見ごたえありすぎた。史実を描いた重たい映画だけどクライムスリラーとしても面白い。
ジャーナリストのウルリケ・マインホフと学生運動のリーダーのアンドレアス・バーダーが組んだことからバーダー・マインホフと呼ばれたそうで、彼らがドイツ赤軍(RAF)を結成、その軌跡を描く作品。
モーリッツ・ブライプトロイがバーダー役で出ている。ブルーノ・ガンツ、ハンナー・ヘルツシュプルングなどドイツ映画おなじみの俳優たちも。
まあとにかく過激。最初はそれこそ学生運動やデモって感じだったが、そこからどんどん同志を増やしていく。
バーダーの恋人も家に帰ると家族とともに過ごす。意外と普通の女の子では?と思ったのもつかの間。彼女がその過激な思想で親をまくし立てる姿は、彼女なりの芯があるにせよちょっとビックリ。
彼女もその後バーダーと過激な行動に走るわけだけど。
聞いたことある事件がいくつか出てくる。映画化もされたミュンヘンオリンピックの事件、ルフトハンザ航空機ハイジャック事件など。
断片的に聞き齧っていた情報がここでこういうふうに繋がっていたのかと。
RAFのメンバーは若手が多いこともあって、ちょいちょいドジを踏んだりヘマしたりするが、ストーリーが進むにつれどんどん恐ろしい存在になってくる。

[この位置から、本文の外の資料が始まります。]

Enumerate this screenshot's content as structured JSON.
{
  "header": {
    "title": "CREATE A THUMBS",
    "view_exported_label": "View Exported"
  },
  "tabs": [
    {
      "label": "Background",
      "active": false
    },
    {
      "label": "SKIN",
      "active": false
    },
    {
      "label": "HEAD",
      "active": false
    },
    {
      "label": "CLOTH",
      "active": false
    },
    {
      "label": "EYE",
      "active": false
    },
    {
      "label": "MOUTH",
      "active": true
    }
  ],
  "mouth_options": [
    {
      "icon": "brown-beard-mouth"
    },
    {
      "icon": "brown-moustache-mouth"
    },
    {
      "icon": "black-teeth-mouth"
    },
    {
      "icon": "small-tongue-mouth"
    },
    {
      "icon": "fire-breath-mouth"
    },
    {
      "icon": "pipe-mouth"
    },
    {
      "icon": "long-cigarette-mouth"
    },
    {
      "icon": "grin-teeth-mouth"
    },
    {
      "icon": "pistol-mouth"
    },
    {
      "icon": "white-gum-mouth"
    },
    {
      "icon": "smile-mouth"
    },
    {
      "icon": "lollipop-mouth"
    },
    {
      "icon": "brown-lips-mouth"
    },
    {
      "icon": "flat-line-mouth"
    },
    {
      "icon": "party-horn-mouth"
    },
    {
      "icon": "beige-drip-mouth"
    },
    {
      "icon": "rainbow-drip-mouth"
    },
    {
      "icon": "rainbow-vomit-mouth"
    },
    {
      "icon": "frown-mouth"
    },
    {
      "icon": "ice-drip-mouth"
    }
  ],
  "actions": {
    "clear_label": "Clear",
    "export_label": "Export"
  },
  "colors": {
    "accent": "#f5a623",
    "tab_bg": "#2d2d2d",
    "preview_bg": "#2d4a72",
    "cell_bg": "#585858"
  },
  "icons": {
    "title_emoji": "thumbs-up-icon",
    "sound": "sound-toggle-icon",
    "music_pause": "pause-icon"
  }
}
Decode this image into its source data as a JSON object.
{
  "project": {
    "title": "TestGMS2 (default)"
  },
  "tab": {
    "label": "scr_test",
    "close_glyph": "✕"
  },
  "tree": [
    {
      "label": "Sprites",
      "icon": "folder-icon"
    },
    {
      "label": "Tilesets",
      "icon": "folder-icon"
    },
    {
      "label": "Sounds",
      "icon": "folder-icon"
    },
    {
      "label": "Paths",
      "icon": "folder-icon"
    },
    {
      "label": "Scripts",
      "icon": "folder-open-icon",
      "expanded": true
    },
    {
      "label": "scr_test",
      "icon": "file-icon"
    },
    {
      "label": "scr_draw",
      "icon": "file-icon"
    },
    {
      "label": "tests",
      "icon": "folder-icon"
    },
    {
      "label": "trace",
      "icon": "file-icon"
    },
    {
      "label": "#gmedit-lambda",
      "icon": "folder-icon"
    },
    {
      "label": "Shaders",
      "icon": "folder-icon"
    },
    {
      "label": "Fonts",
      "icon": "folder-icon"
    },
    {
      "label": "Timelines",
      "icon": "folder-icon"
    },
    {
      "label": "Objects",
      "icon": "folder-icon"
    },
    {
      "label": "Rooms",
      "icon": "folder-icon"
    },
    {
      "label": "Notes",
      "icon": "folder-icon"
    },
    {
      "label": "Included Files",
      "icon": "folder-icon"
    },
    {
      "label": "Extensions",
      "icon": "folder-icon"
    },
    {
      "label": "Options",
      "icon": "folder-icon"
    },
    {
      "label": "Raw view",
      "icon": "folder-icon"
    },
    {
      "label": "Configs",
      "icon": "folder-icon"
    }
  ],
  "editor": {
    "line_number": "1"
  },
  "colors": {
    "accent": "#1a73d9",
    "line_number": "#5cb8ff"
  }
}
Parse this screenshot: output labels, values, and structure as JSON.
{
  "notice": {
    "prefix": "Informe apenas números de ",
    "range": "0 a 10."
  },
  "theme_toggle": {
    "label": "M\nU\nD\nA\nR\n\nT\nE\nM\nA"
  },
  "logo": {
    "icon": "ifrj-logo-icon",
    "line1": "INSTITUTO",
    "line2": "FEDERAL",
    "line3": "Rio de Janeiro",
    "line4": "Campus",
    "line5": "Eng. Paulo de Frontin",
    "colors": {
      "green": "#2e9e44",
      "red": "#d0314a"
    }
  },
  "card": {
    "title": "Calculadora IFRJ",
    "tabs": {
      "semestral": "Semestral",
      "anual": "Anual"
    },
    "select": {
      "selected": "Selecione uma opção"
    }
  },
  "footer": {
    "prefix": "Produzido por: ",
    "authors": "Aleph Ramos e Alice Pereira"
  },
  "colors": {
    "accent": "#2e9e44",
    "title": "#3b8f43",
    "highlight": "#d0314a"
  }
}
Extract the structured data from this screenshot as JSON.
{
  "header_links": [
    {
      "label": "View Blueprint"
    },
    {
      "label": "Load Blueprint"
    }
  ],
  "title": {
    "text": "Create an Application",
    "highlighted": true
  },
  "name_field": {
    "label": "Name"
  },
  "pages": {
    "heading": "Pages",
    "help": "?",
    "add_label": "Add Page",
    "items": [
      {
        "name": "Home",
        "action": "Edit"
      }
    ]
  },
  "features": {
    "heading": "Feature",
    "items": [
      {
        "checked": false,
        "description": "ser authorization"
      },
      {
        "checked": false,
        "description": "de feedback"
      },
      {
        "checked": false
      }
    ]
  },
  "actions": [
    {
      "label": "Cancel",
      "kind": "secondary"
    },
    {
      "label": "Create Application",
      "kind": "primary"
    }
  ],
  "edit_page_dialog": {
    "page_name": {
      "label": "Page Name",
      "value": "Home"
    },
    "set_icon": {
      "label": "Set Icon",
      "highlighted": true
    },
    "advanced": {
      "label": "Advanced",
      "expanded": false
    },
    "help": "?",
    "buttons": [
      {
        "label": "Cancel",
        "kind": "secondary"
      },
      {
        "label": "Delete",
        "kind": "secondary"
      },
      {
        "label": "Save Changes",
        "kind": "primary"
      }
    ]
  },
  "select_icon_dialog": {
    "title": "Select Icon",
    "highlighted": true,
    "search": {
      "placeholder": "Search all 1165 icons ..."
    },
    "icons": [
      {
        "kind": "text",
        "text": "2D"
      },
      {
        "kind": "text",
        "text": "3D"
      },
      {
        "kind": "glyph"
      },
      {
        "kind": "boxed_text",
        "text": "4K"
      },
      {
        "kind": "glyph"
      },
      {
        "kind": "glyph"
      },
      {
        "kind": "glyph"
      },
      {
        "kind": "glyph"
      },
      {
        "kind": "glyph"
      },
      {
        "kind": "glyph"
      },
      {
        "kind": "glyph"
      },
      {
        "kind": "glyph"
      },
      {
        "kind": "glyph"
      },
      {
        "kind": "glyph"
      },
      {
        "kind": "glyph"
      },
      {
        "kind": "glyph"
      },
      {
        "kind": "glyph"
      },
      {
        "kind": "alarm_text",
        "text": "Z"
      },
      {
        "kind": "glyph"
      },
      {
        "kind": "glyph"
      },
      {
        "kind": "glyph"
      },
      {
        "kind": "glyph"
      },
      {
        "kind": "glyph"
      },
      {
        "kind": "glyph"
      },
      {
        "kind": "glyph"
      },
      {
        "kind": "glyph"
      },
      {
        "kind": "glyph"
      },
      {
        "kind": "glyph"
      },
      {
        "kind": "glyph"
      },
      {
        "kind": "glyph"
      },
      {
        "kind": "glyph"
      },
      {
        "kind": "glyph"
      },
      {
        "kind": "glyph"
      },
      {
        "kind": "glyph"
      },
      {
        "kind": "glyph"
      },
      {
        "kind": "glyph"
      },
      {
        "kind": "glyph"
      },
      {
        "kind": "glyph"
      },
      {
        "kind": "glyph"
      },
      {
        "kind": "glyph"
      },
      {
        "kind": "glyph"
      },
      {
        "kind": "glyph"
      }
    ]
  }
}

国や警察に不信感ばかり募る者も多かっただけに、彼らの行動が英雄視されてるようにも見える。まるで「パブリック・エネミーズ」のデリンジャーのようだった。
過激な思想の中にある彼らの理想とは。彼らは望む社会を実現できたのか。彼らの訴えかけたことは伝わったのか。
こうなってしまうと国家側もテロ鎮圧最優先でその根拠となるものは後回しにされちゃう気がしないでもない。
RAFが誕生して勢力を広げある程度支持されていた事実を、ここまでになる前に国はもっともっと真剣に考えなければならなかった。
結末はわかっていても、こうやって見せられるとなんとも言えない気持ちになるな。